The harmonic style of the 1927 Quartet no. 3 (Sz. 85) is severe, pushing tonality beyond easily recognizable key structures, yet the rhythms and melodic structures of folksongs are never far from the surface. The music is stripped to its essence, with tiny motives endlessly developed and manipulated. The quartet is in a single, unbroken fifteen-minute movement, but with four clear sections. The third section, identified as “recapitulation”, is not a simple recapitulation as we might find in a classical sonata, but rather a further development of material from the slow opening section. The “coda” also redevelops the material from the second section. In this quartet the Bartók requires advanced performing techniques: bowing techniques, odd glissandi, and strong pizzicati. While it might not be “lovable” or easy music, the Takács Quartet made us admire Bartók’s genius and their mastery of the style.

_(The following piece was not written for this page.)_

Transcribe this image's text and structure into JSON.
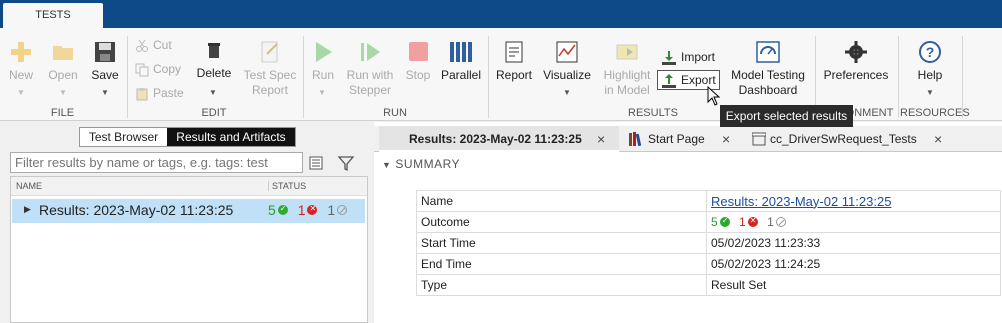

The Quartet no. 5 (Sz. 102) dates from 1934, was commissioned by Elizabeth Sprague Coolidge, and premièred in Washington, DC. Its five movements are in a large symmetrical arc, with fast movements 1 and 5; slow movements 2 and 4; and a scherzo as the central third movement. Of the three quartets heard on this first evening’s installment, the fifth is the most “conventional,” and conventionally beautiful. It is full of overt references to folk music, including a jokingly trite tune close to the end of the quartet. One of the main “themes” is a series of repeated notes; in the second movement a rising, ecstatic melody in the first violin is supported by sustained triadic chords. The quartet also features Bartók’s “night music” techniques of trills, tremolos, and isolated pizzicati. The scherzo uses rhythms of Bulgarian folk music, nine quick beats per measure, grouped 4 + 2 + 3. The closing of the quartet is a wild fugue.

The large, attentive audience gave the Takács Quartet an ecstatic ovation with stomping feet and rhythmic clapping, bringing the players back for numerous bows.